Productivity, and alleged lost productivity, has driven most of the conversation around traffic congestion and sprawl in the United States. While “time is money” is true in some contexts, it’s a terrible starting point for planning transportation systems.
Traffic congestion is a pervasive issue, whether it’s the destination (a downtown, a stadium, a new development) or the streets connecting to the destinations. In economic terms, congestion occurs when demand exceeds supply: not enough lanes for everyone trying to get somewhere at once. Your time is valuable and there are sometimes real consequences you experience when roads are clogged with cars. But it’s a serious mistake to overplay the economic claims.
Doom and gloom
Researchers tend to analyze traffic with the assumption that the “time is money” framework is completely valid. News outlets love it too because it produces reliable doom and gloom for clicks and views:
- Traffic congestion cost the US economy $74 billion in lost time last year.
- Drivers lost 102 hours stuck in traffic last year.
- The average American driver lost $771 in productivity sitting in traffic last year.
Of course, an industry that plans, engineers, and builds roads is eager to argue we need more roads. But the impulse to attach dollar values to time isn’t just self-serving industry spin. The World Economic Forum uses the same standard economic framework to justify transit lanes and bike lanes. Residents of cities and suburbs do benefit from multimodal infrastructure, but the economic framing around productivity is weak.
Productivity pressure
Economists treat humans as if we’re rational creatures who make decisions that can be predicted with basic math. An economist won’t calculate time with family, the choice to spend an extra hour at trivia night, homemade bread, journaling, or band practice. There isn’t a formula for why we make certain choices that lead to a higher quality of life. The productivity pressure that results creates fertile ground for anxiety, depression, and burnout. There’s a constant expectation to be “on,” connected, producing. Admitting you need a break reads as weakness. Too much productivity, paradoxically, undermines everything productivity promises. It’s not my musical genre, but I’m sure there’s a country song about a guy who tried so hard that he died too soon.
Corporate HR departments tend to understand that a “machine” running without maintenance breaks down. They track the turnover, the disengagement, and the burnout. The human body and mind require regular maintenance: socializing, resting, walking with no particular destination, writing music, taking pictures, shooting hoops, and so on.

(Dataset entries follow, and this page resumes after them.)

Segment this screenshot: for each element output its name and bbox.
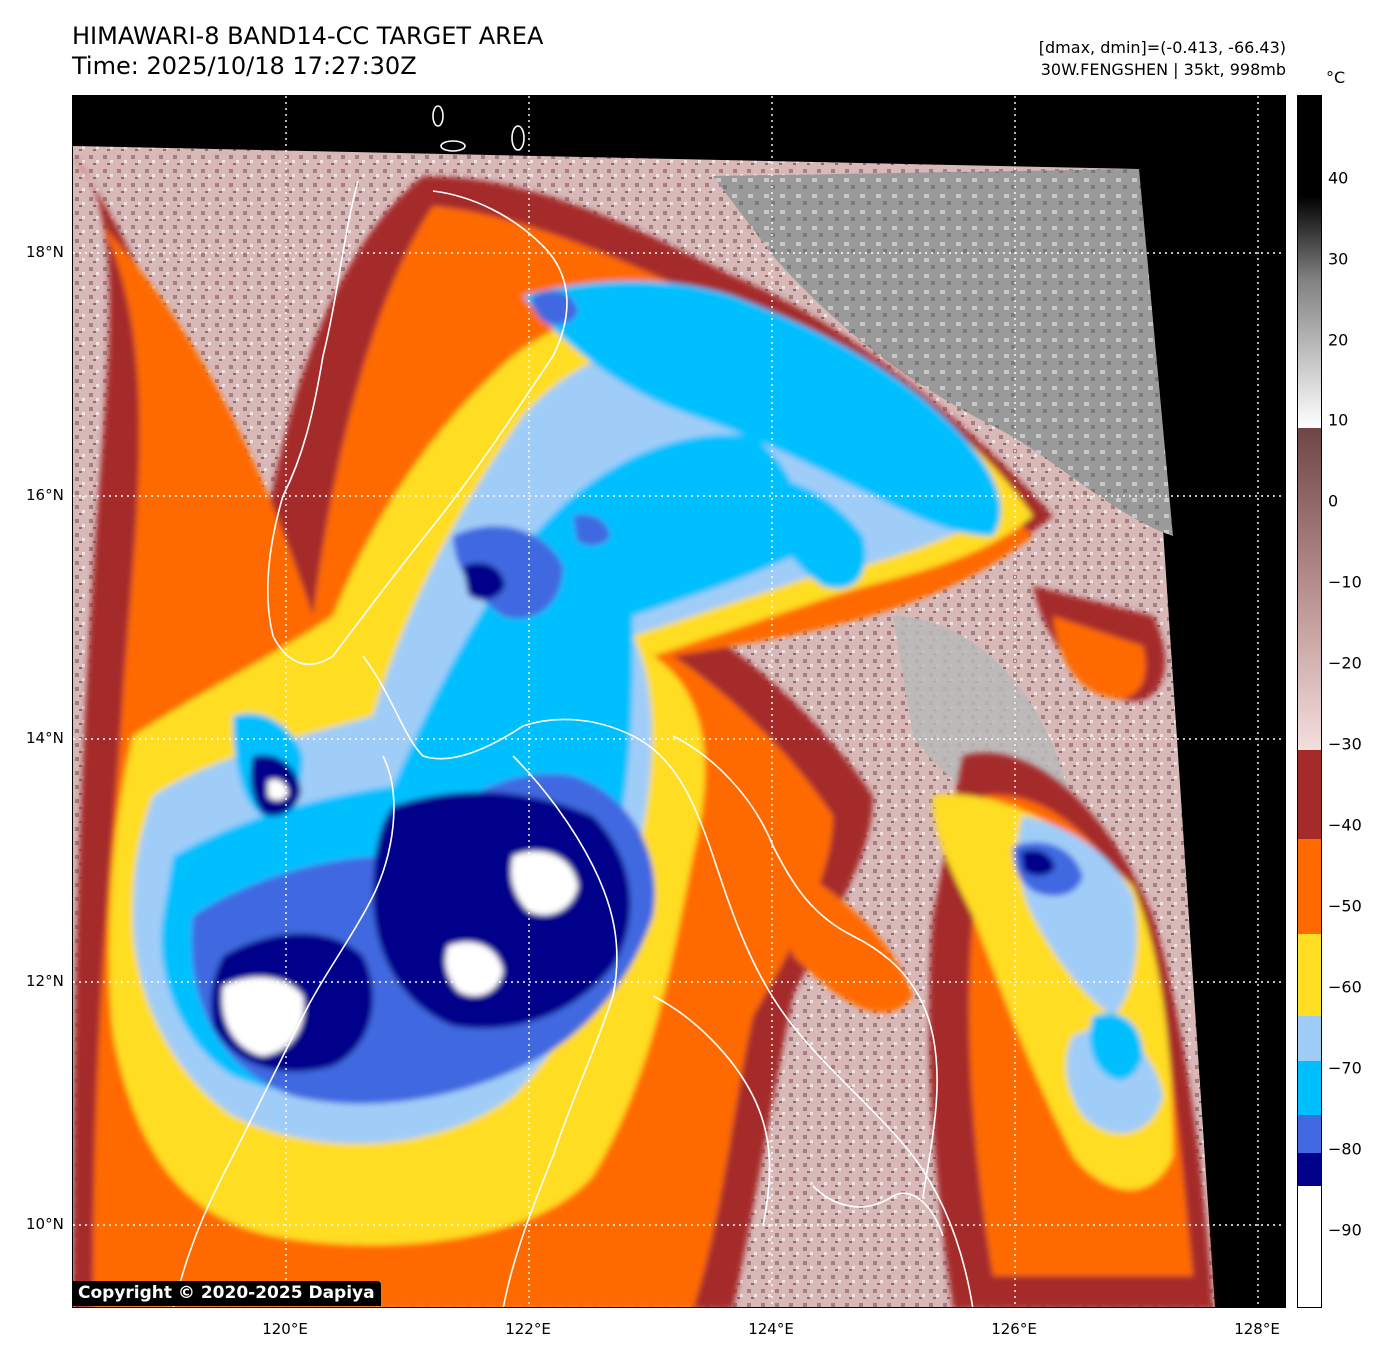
colorbar-tick-label: 40 (1328, 168, 1349, 188)
lon-tick-label: 120°E (262, 1320, 308, 1338)
colorbar-tick-label: −80 (1328, 1139, 1362, 1159)
map-time: Time: 2025/10/18 17:27:30Z (72, 52, 417, 80)
lon-tick-label: 122°E (505, 1320, 551, 1338)
colorbar-tick-label: −90 (1328, 1220, 1362, 1240)
lon-tick-label: 128°E (1234, 1320, 1280, 1338)
colorbar-tick-label: −30 (1328, 734, 1362, 754)
satellite-map (72, 95, 1286, 1308)
lat-tick-label: 12°N (26, 972, 64, 990)
colorbar-unit: °C (1326, 68, 1346, 87)
colorbar-tick-label: −60 (1328, 977, 1362, 997)
map-canvas (73, 96, 1285, 1307)
colorbar-tick-label: 10 (1328, 410, 1349, 430)
lat-tick-label: 10°N (26, 1215, 64, 1233)
colorbar-tick-label: −50 (1328, 896, 1362, 916)
graticule (73, 96, 1285, 1307)
lat-tick-label: 14°N (26, 729, 64, 747)
colorbar (1297, 95, 1322, 1308)
lon-tick-label: 124°E (748, 1320, 794, 1338)
dmax-dmin-readout: [dmax, dmin]=(-0.413, -66.43) (1038, 38, 1286, 57)
colorbar-tick-label: −10 (1328, 572, 1362, 592)
colorbar-ramp (1298, 96, 1321, 1307)
colorbar-tick-label: −70 (1328, 1058, 1362, 1078)
cloud-top-layers (73, 156, 1213, 1307)
colorbar-tick-label: −40 (1328, 815, 1362, 835)
colorbar-tick-label: 0 (1328, 491, 1339, 511)
colorbar-tick-label: 30 (1328, 249, 1349, 269)
lat-tick-label: 16°N (26, 486, 64, 504)
lon-tick-label: 126°E (991, 1320, 1037, 1338)
map-title: HIMAWARI-8 BAND14-CC TARGET AREA (72, 22, 544, 50)
copyright-badge: Copyright © 2020-2025 Dapiya (72, 1281, 381, 1306)
storm-info: 30W.FENGSHEN | 35kt, 998mb (1040, 60, 1286, 79)
lat-tick-label: 18°N (26, 243, 64, 261)
coastlines (172, 105, 974, 1307)
colorbar-tick-label: 20 (1328, 330, 1349, 350)
colorbar-tick-label: −20 (1328, 653, 1362, 673)
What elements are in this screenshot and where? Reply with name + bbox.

Public agencies are perpetually strapped for cash, but they continue spending depleted budgets on congestion relief that doesn’t work. Be deeply skeptical of any report on the economic costs of congestion because those studies reliably reduce humans to soulless economic units.
The same principle that makes road expansions fail—induced demand—explains why building for people works. Design for human flourishing and you’ll induce more of it. Build more lanes to make car travel easy, and you’ll get more car trips. Redesign a street network to make cycling easy, and you’ll get more bike trips.
Building a human-scale city means working towards outcomes that don’t show up on a productivity dashboard.